コンセプト(制作:Daeho Cha氏)
ムードボード
ステップ02:肌のレンダリング
ZBrush の SSS(サブサーフェス スキャタリング)を使用するには、[Light]パネルの[Light Properties]で[Sss]ボタンを選択します。そして[Render Properties]の[Sss]ボタンを選択します。メインライトを動かし、ライトを追加、それらを使って、さまざまな結果を試してみましょう(※[BPR Shadow]設定は図を参照)。この設定によって素晴らしい結果を得ました。次に[Render]メニュー >[BPR RenderPass]でパスを選択、Photoshop にエクスポートしてまとめます。
ZBrushで 肌のSSSを作る方法1
[BPR Filters]を使って SSS風のルックを作る 他の方法も紹介しましょう。そのためには、ターゲットサブツールをソロにして、先ほどと同じように[Light]パネルの[Light Properties]の[Sss]ボタンを選択、[Render Properties]の[Sss]ボタンをオンにしてレンダリングします。SSSの効果を確認するには[BPR Filters]の1つめの円をクリック、フィルタをペイントモードにして、色を赤(※または必要な色に)変更します。[Mask]と[Sss]値を 1 に増やし、[Fresnel]と[radius]値を調整して見栄え良くしましょう。
ZBrushで 肌のSSSを作る方法2
ステップ03:衣装のレンダリング
衣装をレンダリングするために、ライトの球体アイコン上の小さな点をクリックしてリムライトを設定、後ろから照らします。次に、[BasicMaterial]の[diffuse]と[ambient]値を 0 に設定、[specular]と[SpecularCurve]を操作して ソフトな減衰とシャドウを作成します。レンダリングプロセスを高速化するため、[render properties]>[shadows]ボタンをオフにして レンダリングします。また、衣装とボディ間の縁のシャープなリムパスとソフトなリムパスを作成、それらを Photoshop で組み合わせてもよいでしょう。
衣装のレンダリング1
ステップ04:衣装のスペキュラの作成
衣装の反射を見映え良くするため、再び[diffuse]と[ambient]を 0 に設定した[BasicMaterial]を適用、[specular]と[SpecularCurve]を調整して滑らかなルックにします。シーン内のライトを移動させて、Photoshop の合成素材としてレンダリングします。
衣装のレンダリング2
ステップ05:IDパスの作成
[Flat Color]マテリアルで簡単にクラウンパスを作成できます。まず[Mrgb]をオンにして、異なる色で各サブツールを塗りつぶしましょう。あるいは、1度、サブツールをまとめてマージし、好みの色の[Flat Color]マテリアルで、[Color]>[FillObject]を適用、[draw polyframe]をオフ、[Render]>[Render Properties]>[Shadows]をオフにしてレンダリングします。モデルのさまざまな部分を完全にコントロールしたいなら、クラウンパスが必要不可欠です。
フラットマテリアル
ステップ06:金(ゴールド)の表現
ZBrush で金のマテリアルを作るのは簡単です。[s1]と[s2]の円をオンにした Double Shader を用意、[Material]>[Modifiers]>[Metallicity]を 95 に。そして[Specular]値を増やします。さらに[ambient]と[Specular]の色を変えて、[Env.Reflection][Reflection Exposure][Reflection Gamma]の値を試し、[s1]を[s2]にコピーします。
金のマテリアルの作成
ステップ07:Photoshop の使用
作成したIDパスを Photoshop に読み込み、[自動選択ツール]でさまざまな領域を選択、選択範囲に名前をつけ、保存しましょう。これらは、後でパーツを分離するときに使用します。

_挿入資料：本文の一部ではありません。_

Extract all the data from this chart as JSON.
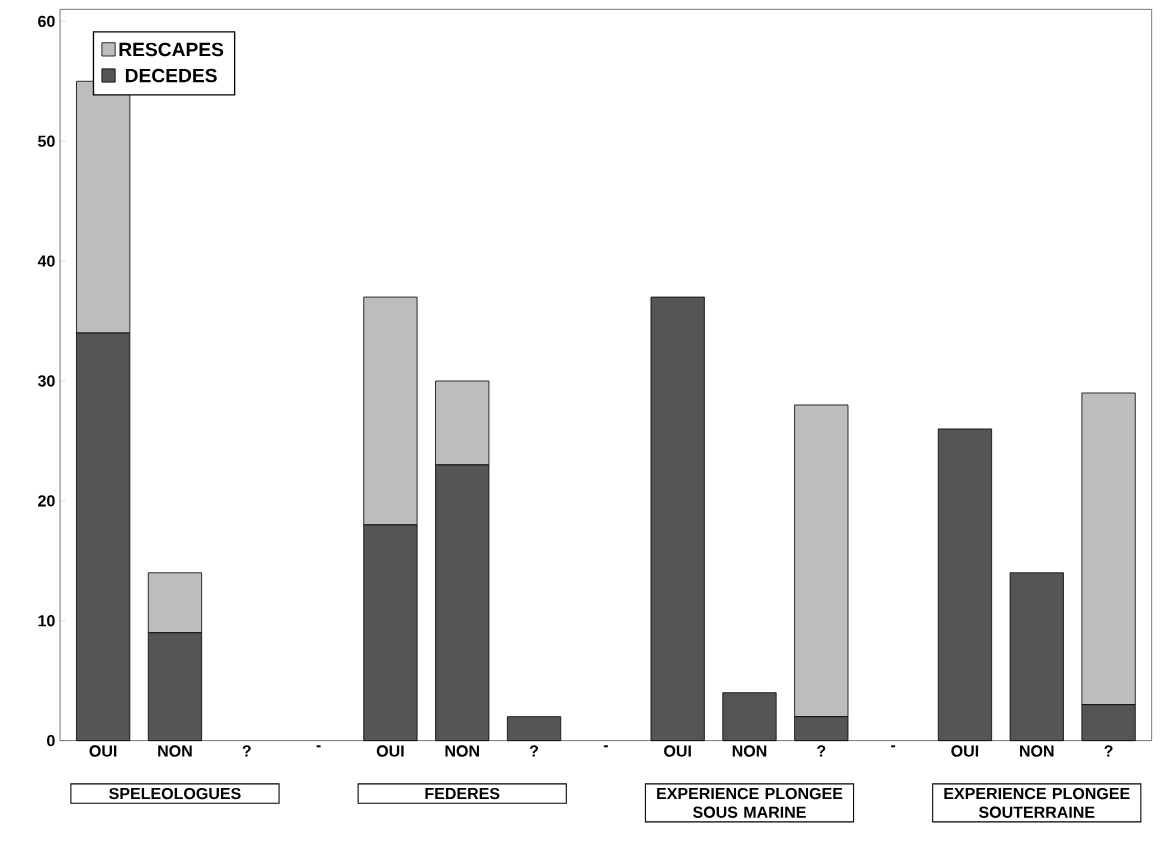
{
  "chart_data": {
    "type": "bar",
    "stacked": true,
    "categories": [
      "OUI",
      "NON",
      "?",
      "-",
      "OUI",
      "NON",
      "?",
      "-",
      "OUI",
      "NON",
      "?",
      "-",
      "OUI",
      "NON",
      "?"
    ],
    "series": [
      {
        "name": "DECEDES",
        "color": "#555555",
        "values": [
          34,
          9,
          0,
          0,
          18,
          23,
          2,
          0,
          37,
          4,
          2,
          0,
          26,
          14,
          3
        ]
      },
      {
        "name": "RESCAPES",
        "color": "#bdbdbd",
        "values": [
          21,
          5,
          0,
          0,
          19,
          7,
          0,
          0,
          0,
          0,
          26,
          0,
          0,
          0,
          26
        ]
      }
    ],
    "ylim": [
      0,
      61
    ],
    "yticks": [
      0,
      10,
      20,
      30,
      40,
      50,
      60
    ],
    "legend": "top left",
    "annotations": [
      "SPELEOLOGUES",
      "FEDERES",
      "EXPERIENCE PLONGEE SOUS MARINE",
      "EXPERIENCE PLONGEE SOUTERRAINE"
    ]
  }
}
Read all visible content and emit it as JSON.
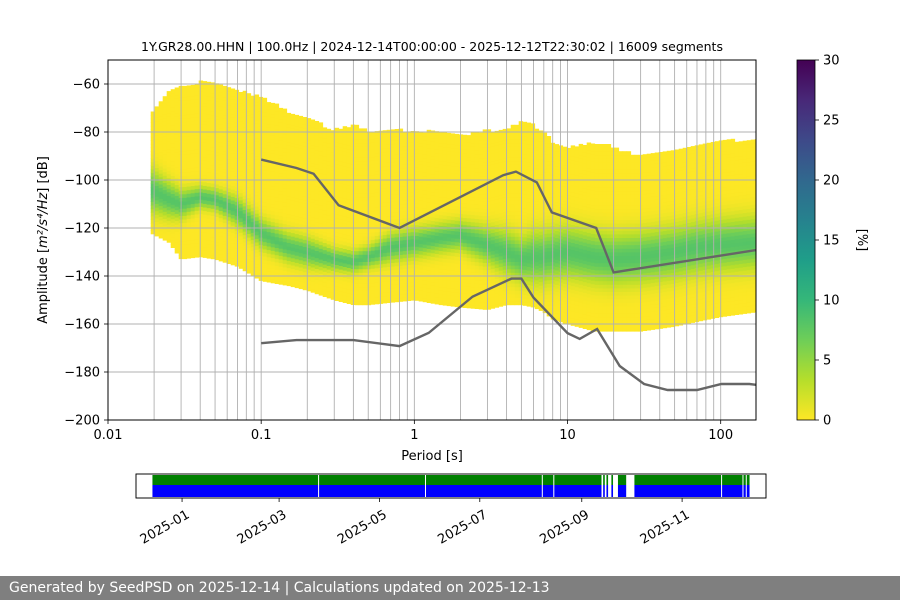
{
  "chart_data": {
    "type": "heatmap",
    "title": "1Y.GR28.00.HHN | 100.0Hz | 2024-12-14T00:00:00 - 2025-12-12T22:30:02 | 16009 segments",
    "xlabel": "Period [s]",
    "ylabel_prefix": "Amplitude [",
    "ylabel_math": "m²/s⁴/Hz",
    "ylabel_suffix": "] [dB]",
    "x_scale": "log",
    "xlim": [
      0.01,
      170
    ],
    "ylim": [
      -200,
      -50
    ],
    "x_ticks": [
      0.01,
      0.1,
      1,
      10,
      100
    ],
    "x_tick_labels": [
      "0.01",
      "0.1",
      "1",
      "10",
      "100"
    ],
    "y_ticks": [
      -200,
      -180,
      -160,
      -140,
      -120,
      -100,
      -80,
      -60
    ],
    "y_tick_labels": [
      "−200",
      "−180",
      "−160",
      "−140",
      "−120",
      "−100",
      "−80",
      "−60"
    ],
    "grid": "on",
    "colormap": "viridis_r",
    "colorbar": {
      "label": "[%]",
      "range": [
        0,
        30
      ],
      "ticks": [
        0,
        5,
        10,
        15,
        20,
        25,
        30
      ],
      "tick_labels": [
        "0",
        "5",
        "10",
        "15",
        "20",
        "25",
        "30"
      ],
      "colors": [
        "#fde725",
        "#b5de2b",
        "#6ece58",
        "#35b779",
        "#1f9e89",
        "#26828e",
        "#31688e",
        "#3e4989",
        "#482878",
        "#440154"
      ]
    },
    "period_band": {
      "periods": [
        0.019,
        0.025,
        0.03,
        0.04,
        0.05,
        0.07,
        0.1,
        0.15,
        0.2,
        0.3,
        0.4,
        0.5,
        0.7,
        1,
        1.5,
        2,
        3,
        4,
        5,
        6,
        7,
        8,
        10,
        15,
        20,
        30,
        50,
        70,
        100,
        170
      ],
      "upper_db": [
        -74,
        -63,
        -62,
        -60,
        -60,
        -63,
        -66,
        -72,
        -75,
        -80,
        -78,
        -80,
        -80,
        -80,
        -81,
        -82,
        -80,
        -80,
        -76,
        -78,
        -80,
        -85,
        -87,
        -85,
        -87,
        -91,
        -88,
        -86,
        -85,
        -83
      ],
      "lower_db": [
        -122,
        -126,
        -133,
        -132,
        -133,
        -136,
        -142,
        -144,
        -146,
        -150,
        -152,
        -152,
        -151,
        -150,
        -152,
        -153,
        -154,
        -152,
        -152,
        -153,
        -155,
        -158,
        -160,
        -163,
        -163,
        -163,
        -161,
        -159,
        -157,
        -155
      ],
      "mode_db": [
        -104,
        -108,
        -110,
        -107,
        -108,
        -113,
        -122,
        -128,
        -130,
        -133,
        -134,
        -132,
        -128,
        -126,
        -124,
        -123,
        -127,
        -130,
        -133,
        -132,
        -132,
        -131,
        -130,
        -132,
        -133,
        -132,
        -130,
        -128,
        -127,
        -126
      ],
      "mode_spread_db": [
        6,
        5,
        4,
        3,
        3,
        4,
        4,
        4,
        4,
        3,
        3,
        3,
        4,
        4,
        4,
        4,
        5,
        6,
        6,
        7,
        7,
        7,
        7,
        7,
        7,
        7,
        7,
        7,
        7,
        7
      ]
    },
    "nhnm": {
      "periods": [
        0.1,
        0.17,
        0.22,
        0.32,
        0.8,
        3.8,
        4.6,
        6.3,
        7.9,
        15.4,
        20,
        354.8
      ],
      "db": [
        -91.5,
        -95,
        -97.4,
        -110.5,
        -120,
        -98,
        -96.5,
        -101,
        -113.5,
        -120,
        -138.5,
        -126
      ]
    },
    "nlnm": {
      "periods": [
        0.1,
        0.17,
        0.4,
        0.8,
        1.24,
        2.4,
        4.3,
        5,
        6,
        10,
        12,
        15.6,
        21.9,
        31.6,
        45,
        70,
        101,
        154,
        328
      ],
      "db": [
        -168,
        -166.7,
        -166.7,
        -169.2,
        -163.7,
        -148.6,
        -141.1,
        -141.1,
        -149,
        -163.8,
        -166.2,
        -162.1,
        -177.5,
        -185,
        -187.5,
        -187.5,
        -185,
        -185,
        -187.5
      ]
    },
    "vertical_lines_periods": [
      0.02,
      0.03,
      0.04,
      0.05,
      0.06,
      0.07,
      0.08,
      0.09,
      0.1,
      0.2,
      0.3,
      0.4,
      0.5,
      0.6,
      0.7,
      0.8,
      0.9,
      1,
      2,
      3,
      4,
      5,
      6,
      7,
      8,
      9,
      10,
      20,
      30,
      40,
      50,
      60,
      70,
      80,
      90,
      100
    ],
    "availability": {
      "date_ticks": [
        "2025-01",
        "2025-03",
        "2025-05",
        "2025-07",
        "2025-09",
        "2025-11"
      ],
      "date_range": [
        "2024-12-14",
        "2025-12-12"
      ],
      "axis_range": [
        "2024-12-04",
        "2025-12-22"
      ],
      "green_color": "#008000",
      "blue_color": "#0000ff",
      "green_segments": [
        [
          "2024-12-14",
          "2025-09-13"
        ],
        [
          "2025-09-14",
          "2025-09-15"
        ],
        [
          "2025-09-16",
          "2025-09-17"
        ],
        [
          "2025-09-19",
          "2025-09-20"
        ],
        [
          "2025-09-23",
          "2025-09-28"
        ],
        [
          "2025-10-03",
          "2025-12-12"
        ]
      ],
      "blue_segments": [
        [
          "2024-12-14",
          "2025-09-13"
        ],
        [
          "2025-09-14",
          "2025-09-15"
        ],
        [
          "2025-09-16",
          "2025-09-17"
        ],
        [
          "2025-09-19",
          "2025-09-20"
        ],
        [
          "2025-09-23",
          "2025-09-28"
        ],
        [
          "2025-10-03",
          "2025-12-12"
        ]
      ],
      "gap_ticks": [
        "2025-03-25",
        "2025-05-29",
        "2025-08-08",
        "2025-08-15",
        "2025-11-25",
        "2025-12-08",
        "2025-12-10"
      ]
    }
  },
  "footer": {
    "text": "Generated by SeedPSD on 2025-12-14 | Calculations updated on 2025-12-13"
  }
}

ZBrushで作成した IDパスを読み込み、名前をつけて 選択範囲を保存
ステップ08:コンポジット
レンダリングが完了したらコンポジット(合成)を始めます。レンダリング結果が気に入らなければ、ZBrushに戻り、再レンダリングしてもよいでしょう。Photoshop でレイヤーを[ソフトライト][覆い焼きカラー][スクリーン][比較(明)]に変更して好みのルックを探り、[レベル補正][明るさ・コントラスト]などを試して、イメージを仕上げます。